Cependant c'est précisément cette fatalité à laquelle Kaiji est soumis durant la deuxième saison qui le ramène à sa situation de départ. Cette situation où il sentait la fatalité mener sa vie, cette fatalité qui l'avait emprisonné dans sa vie de faux voyou. Sauf qu'il l'a vaincue, il a vaincu ses propres démons à travers la chance et la malchance. Au travers de l'appât du gain, des jeux d'argent et de l'aléatoire, l'animé Kaiji délivre un message très fort. Le héros a subit un parcours terrifiant, mortel par instant, de quoi rendre fou n'importe quel individu lisant actuellement ces lignes. Et son parcours ne lui a apporté que malheurs sur malheurs, sacrifices sur sacrifices, concessions sur concessions jusqu'à devenir moins qu'une vermine aux yeux de qui accepteraient de lui accorder la moindre attention. Mais en en ressortant grandi, on comprends qu'il faut sans cesse se battre, que si notre volonté est juste et indéfectible, on pourra se prendre mille et un coups, mortels ou destructeurs, le résultat à l'arrivée sera peut-être risible pour les autres, mais pour vous, c'est ce que vous avez subit qui est risible comparé à ce que vous y avez gagné. En somme, si c'est un détail pour vous, jouer du piano debout peut vouloir dire beaucoup chez d'autres.

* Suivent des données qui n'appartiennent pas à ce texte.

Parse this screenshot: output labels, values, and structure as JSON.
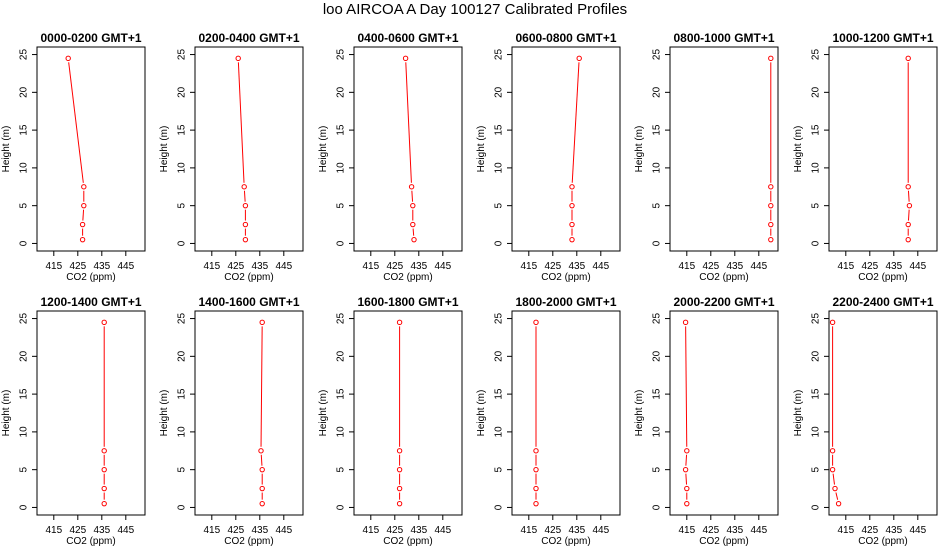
{
  "page": {
    "title": "loo AIRCOA A  Day 100127  Calibrated Profiles"
  },
  "colors": {
    "line": "#ff0000",
    "point": "#ff0000",
    "axis": "#000000",
    "background": "#ffffff"
  },
  "chart_data": [
    {
      "type": "line",
      "title": "0000-0200 GMT+1",
      "xlabel": "CO2 (ppm)",
      "ylabel": "Height (m)",
      "xlim": [
        408,
        453
      ],
      "ylim": [
        -1,
        26
      ],
      "xticks": [
        415,
        425,
        435,
        445
      ],
      "yticks": [
        0,
        5,
        10,
        15,
        20,
        25
      ],
      "grid": false,
      "series": [
        {
          "x": [
            427,
            427,
            427.5,
            427.5,
            421
          ],
          "y": [
            0.5,
            2.5,
            5,
            7.5,
            24.5
          ]
        }
      ]
    },
    {
      "type": "line",
      "title": "0200-0400 GMT+1",
      "xlabel": "CO2 (ppm)",
      "ylabel": "Height (m)",
      "xlim": [
        408,
        453
      ],
      "ylim": [
        -1,
        26
      ],
      "xticks": [
        415,
        425,
        435,
        445
      ],
      "yticks": [
        0,
        5,
        10,
        15,
        20,
        25
      ],
      "grid": false,
      "series": [
        {
          "x": [
            429,
            429,
            429,
            428.5,
            426
          ],
          "y": [
            0.5,
            2.5,
            5,
            7.5,
            24.5
          ]
        }
      ]
    },
    {
      "type": "line",
      "title": "0400-0600 GMT+1",
      "xlabel": "CO2 (ppm)",
      "ylabel": "Height (m)",
      "xlim": [
        408,
        453
      ],
      "ylim": [
        -1,
        26
      ],
      "xticks": [
        415,
        425,
        435,
        445
      ],
      "yticks": [
        0,
        5,
        10,
        15,
        20,
        25
      ],
      "grid": false,
      "series": [
        {
          "x": [
            433,
            432.5,
            432.5,
            432,
            429.5
          ],
          "y": [
            0.5,
            2.5,
            5,
            7.5,
            24.5
          ]
        }
      ]
    },
    {
      "type": "line",
      "title": "0600-0800 GMT+1",
      "xlabel": "CO2 (ppm)",
      "ylabel": "Height (m)",
      "xlim": [
        408,
        453
      ],
      "ylim": [
        -1,
        26
      ],
      "xticks": [
        415,
        425,
        435,
        445
      ],
      "yticks": [
        0,
        5,
        10,
        15,
        20,
        25
      ],
      "grid": false,
      "series": [
        {
          "x": [
            433,
            433,
            433,
            433,
            436
          ],
          "y": [
            0.5,
            2.5,
            5,
            7.5,
            24.5
          ]
        }
      ]
    },
    {
      "type": "line",
      "title": "0800-1000 GMT+1",
      "xlabel": "CO2 (ppm)",
      "ylabel": "Height (m)",
      "xlim": [
        408,
        453
      ],
      "ylim": [
        -1,
        26
      ],
      "xticks": [
        415,
        425,
        435,
        445
      ],
      "yticks": [
        0,
        5,
        10,
        15,
        20,
        25
      ],
      "grid": false,
      "series": [
        {
          "x": [
            450,
            450,
            450,
            450,
            450
          ],
          "y": [
            0.5,
            2.5,
            5,
            7.5,
            24.5
          ]
        }
      ]
    },
    {
      "type": "line",
      "title": "1000-1200 GMT+1",
      "xlabel": "CO2 (ppm)",
      "ylabel": "Height (m)",
      "xlim": [
        408,
        453
      ],
      "ylim": [
        -1,
        26
      ],
      "xticks": [
        415,
        425,
        435,
        445
      ],
      "yticks": [
        0,
        5,
        10,
        15,
        20,
        25
      ],
      "grid": false,
      "series": [
        {
          "x": [
            441,
            441,
            441.5,
            441,
            441
          ],
          "y": [
            0.5,
            2.5,
            5,
            7.5,
            24.5
          ]
        }
      ]
    },
    {
      "type": "line",
      "title": "1200-1400 GMT+1",
      "xlabel": "CO2 (ppm)",
      "ylabel": "Height (m)",
      "xlim": [
        408,
        453
      ],
      "ylim": [
        -1,
        26
      ],
      "xticks": [
        415,
        425,
        435,
        445
      ],
      "yticks": [
        0,
        5,
        10,
        15,
        20,
        25
      ],
      "grid": false,
      "series": [
        {
          "x": [
            436,
            436,
            436,
            436,
            436
          ],
          "y": [
            0.5,
            2.5,
            5,
            7.5,
            24.5
          ]
        }
      ]
    },
    {
      "type": "line",
      "title": "1400-1600 GMT+1",
      "xlabel": "CO2 (ppm)",
      "ylabel": "Height (m)",
      "xlim": [
        408,
        453
      ],
      "ylim": [
        -1,
        26
      ],
      "xticks": [
        415,
        425,
        435,
        445
      ],
      "yticks": [
        0,
        5,
        10,
        15,
        20,
        25
      ],
      "grid": false,
      "series": [
        {
          "x": [
            436,
            436,
            436,
            435.5,
            436
          ],
          "y": [
            0.5,
            2.5,
            5,
            7.5,
            24.5
          ]
        }
      ]
    },
    {
      "type": "line",
      "title": "1600-1800 GMT+1",
      "xlabel": "CO2 (ppm)",
      "ylabel": "Height (m)",
      "xlim": [
        408,
        453
      ],
      "ylim": [
        -1,
        26
      ],
      "xticks": [
        415,
        425,
        435,
        445
      ],
      "yticks": [
        0,
        5,
        10,
        15,
        20,
        25
      ],
      "grid": false,
      "series": [
        {
          "x": [
            427,
            427,
            427,
            427,
            427
          ],
          "y": [
            0.5,
            2.5,
            5,
            7.5,
            24.5
          ]
        }
      ]
    },
    {
      "type": "line",
      "title": "1800-2000 GMT+1",
      "xlabel": "CO2 (ppm)",
      "ylabel": "Height (m)",
      "xlim": [
        408,
        453
      ],
      "ylim": [
        -1,
        26
      ],
      "xticks": [
        415,
        425,
        435,
        445
      ],
      "yticks": [
        0,
        5,
        10,
        15,
        20,
        25
      ],
      "grid": false,
      "series": [
        {
          "x": [
            418,
            418,
            418,
            418,
            418
          ],
          "y": [
            0.5,
            2.5,
            5,
            7.5,
            24.5
          ]
        }
      ]
    },
    {
      "type": "line",
      "title": "2000-2200 GMT+1",
      "xlabel": "CO2 (ppm)",
      "ylabel": "Height (m)",
      "xlim": [
        408,
        453
      ],
      "ylim": [
        -1,
        26
      ],
      "xticks": [
        415,
        425,
        435,
        445
      ],
      "yticks": [
        0,
        5,
        10,
        15,
        20,
        25
      ],
      "grid": false,
      "series": [
        {
          "x": [
            415,
            415,
            414.5,
            415,
            414.5
          ],
          "y": [
            0.5,
            2.5,
            5,
            7.5,
            24.5
          ]
        }
      ]
    },
    {
      "type": "line",
      "title": "2200-2400 GMT+1",
      "xlabel": "CO2 (ppm)",
      "ylabel": "Height (m)",
      "xlim": [
        408,
        453
      ],
      "ylim": [
        -1,
        26
      ],
      "xticks": [
        415,
        425,
        435,
        445
      ],
      "yticks": [
        0,
        5,
        10,
        15,
        20,
        25
      ],
      "grid": false,
      "series": [
        {
          "x": [
            412,
            410.5,
            409.5,
            409.5,
            409.5
          ],
          "y": [
            0.5,
            2.5,
            5,
            7.5,
            24.5
          ]
        }
      ]
    }
  ]
}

La morale principale semble abstraite et digne de n'importe quel shonen de première zone. Cependant cette fin permet également d'y voir une seconde morale beaucoup plus discutable, inattendue et bien plus discrète. Celle, en sommes, de l'effet papillon. Il apparaît d'ailleurs légèrement dommage que les personnages qui concluent l'histoire avec Kaiji soient tous uniquement tirés de la saison 2 et aucun de la saison 1. On passe notre vie à essayer de faire les bons choix, et pour quels résultats ? On trime en essayant de saisir des opportunités, on tente quotidiennement d'améliorer le train-train de notre vie. On essaie de ne pas succomber à nos pêcher et de conserver une ligne de vie droite car le karma nous rattrapera sans cesse. Et si vous faisiez volontairement les mauvais choix dans un but noble ? Sans jamais qu'on s'en aperçoive, c'est la véritable morale de cet animé. Tirer sur la corde, toujours et encore, jusqu'à ce qu'elle casse, car c'est seulement lorsqu'elle casse que vous en connaissez la résistance et donc les conséquences. Vous pouvez faire des choix pour influencer un futur proche, mais vous ne savez pas quel impact il aura sur le long terme. La conclusion de l'anime montre que le parcours du héros ne promettait à aucun moment de se terminer ainsi, en agissant comme il l'a fait, avec une inconscience notoire. Kaiji prouve pour autant que les choses que l'on fait n'apportent pas les résultats que l'on pourrait penser et qu'il faut des fois accepter des risques démesurés pour dissiper le gros nuages sombre derrière la brume qui nous fait face.